Dr. Stefan Lang am 14. Juli 2017

Fachartikel auf englisch schreiben: Sind Native Speaker besser?


Kategorie Scientific English

In letzter Zeit höre ich gelegentlich, dass ein Journal einen eingereichten Fachartikel wegen eines vermeintlich schlechten englischen Schreibstils abgelehnt bzw. die Überarbeitung durch einen Native Speaker verlangt hat, also durch eine Person, deren Muttersprache Englisch ist. Aber sind Native Speaker wirklich die besseren Autoren? Diese Frage versuche ich in diesem Blog-Beitrag zu diskuttieren.

Sind Native-Speaker die besseren Autoren? Meine Antwort lautet definitiv: Nein. Denn die Qualität eines wissenschaftlichen Autors bzw. einer Autorin hat an erster Stelle etwas mit der wissenschaftlichen Denkweise und dem Hintergrundwissen zu tun und an zweiter Stelle mit den didaktischen Fähigkeiten des Autors oder der Autorin, also mit der Fähigkeit einen Text sinnvoll zu strukturieren und verständlich aufzubauen. Erst an dritter Stelle kommen die Scientific-English-Fähigkeiten.

Schreiben Native Speaker bessere Fachartikel, weil sie besser Englisch können?

Sind die Scientific-English-Fähigkeiten der Native Speaker per se besser? Auch hier: defintiv nein. Auch nicht, wenn es sich um Native-Speaker-Wissenschaftler handelt. Denn das Wissenschaftsenglisch soll möglichst einfach und klar sein (plain language) , damit die Scientific Community weltweit den Text problemlos verstehen kann. Und das schaffen die meisten Non-Natives problemlos und oftmals recht gut.

Vielleicht ist das sogar ein Vorteil der Non-Natives: Sie sind gar nicht in der Lage, umständliche und verschachtelte englische Sätze zu formulieren, und ihr Wortschatz beschränkt sich auf die im Scientific English gebräuchlichen Worte. Einfache Sätze und gebräuchliche Worte – genau so soll das Wissenschaftsenglisch ja aussehen.

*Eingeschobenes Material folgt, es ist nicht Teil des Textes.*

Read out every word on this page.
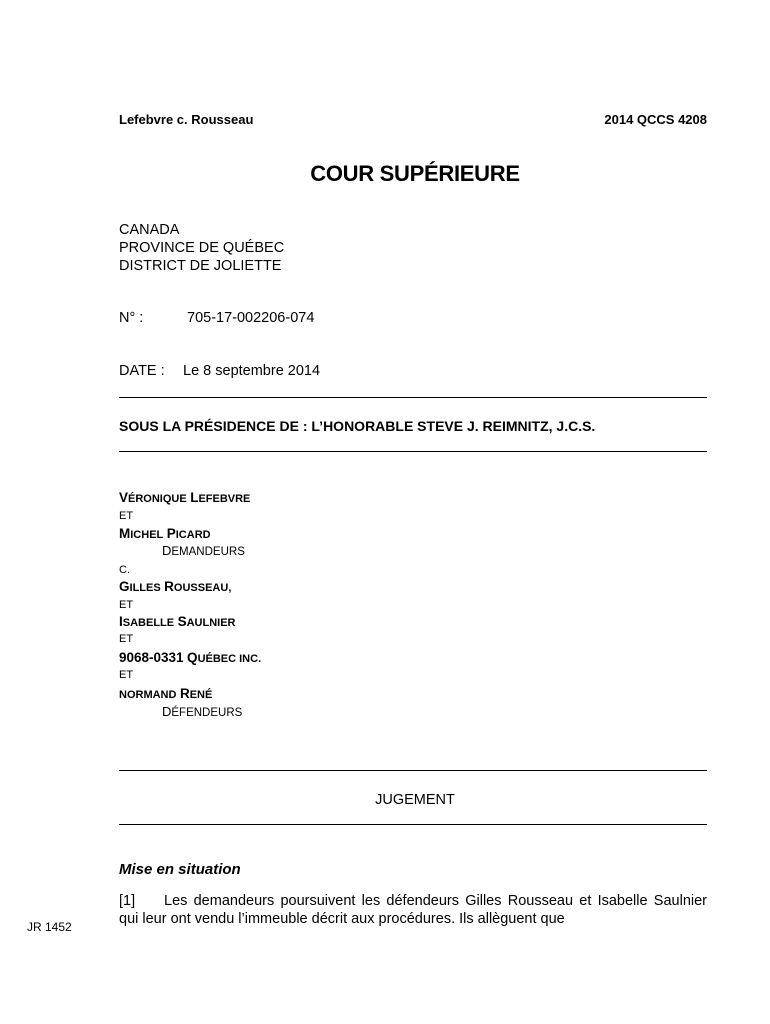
Lefebvre c. Rousseau	2014 QCCS 4208
COUR SUPÉRIEURE
CANADA
PROVINCE DE QUÉBEC
DISTRICT DE JOLIETTE
N° :	705-17-002206-074
DATE : Le 8 septembre 2014
SOUS LA PRÉSIDENCE DE : L’HONORABLE STEVE J. REIMNITZ, J.C.S.
VÉRONIQUE LEFEBVRE
ET
MICHEL PICARD
DEMANDEURS
C.
GILLES ROUSSEAU,
ET
ISABELLE SAULNIER
ET
9068-0331 QUÉBEC INC.
ET
NORMAND RENÉ
DÉFENDEURS
JUGEMENT
Mise en situation
[1] Les demandeurs poursuivent les défendeurs Gilles Rousseau et Isabelle Saulnier qui leur ont vendu l’immeuble décrit aux procédures. Ils allèguent que
JR 1452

Kein Fehler beim Scientific-English erlaubt!

Andererseits ist klar: Ein eingereichtes Manuskript muss fehlerfrei sein. Grammatik- und Rechtschreibfehler schmälern die Erfolgsaussichten eines Fachartikels immens, da die Reviewer zurecht annehmen, dass jemand, der sehr nachlässig mit der Sprache umgeht, auch zu nachlässig im Labor arbeitet.

Wenn man es nicht schafft, seinen Fachartikel mithilfe eines Korrekturprogramms oder einer KI (z.B. DeepLWrite) in einen fehlerfreien Zustand zu versetzen, dann sollte man auf die Hilfe eines Native-Speakers zurückgreifen, der mit den Gepflogenheiten des Wissenschaftsenglisch vertraut ist. Die notwendigen Fachbegriffe sollte er oder sie kennen.

Fachartikel abgelehnt wegen sprachlicher Mängel?

Kleine Geschichte am Rande: Ich kenne viele Native-speaking Medical Writer, die jedoch in Deutschland leben und arbeiten. Wenn sie also einen Originalartikel einreichen, vermuten die Journals und ihre Gutachter aufgrund der Kontaktdaten jedoch einen Non-Native Writer.

Manchmal lehnen sie das Paper dann aufgrund des angeblich schlechten Wissenschaftsenglisch ab – oder verlangen die Überarbeitung durch einen Native-Speaker, was ja absurd ist, da das Paper ursprünglich von einem Native-Speaker geschrieben wurde.

Sollte Ihnen also so etwas widerfahren, ärgern Sie sich nicht. In den meisten Fällen ist der Ablehnungsgrund nur vorgeschoben und hat nichts mit Ihren sprachlichen Fertigkeiten zu tun.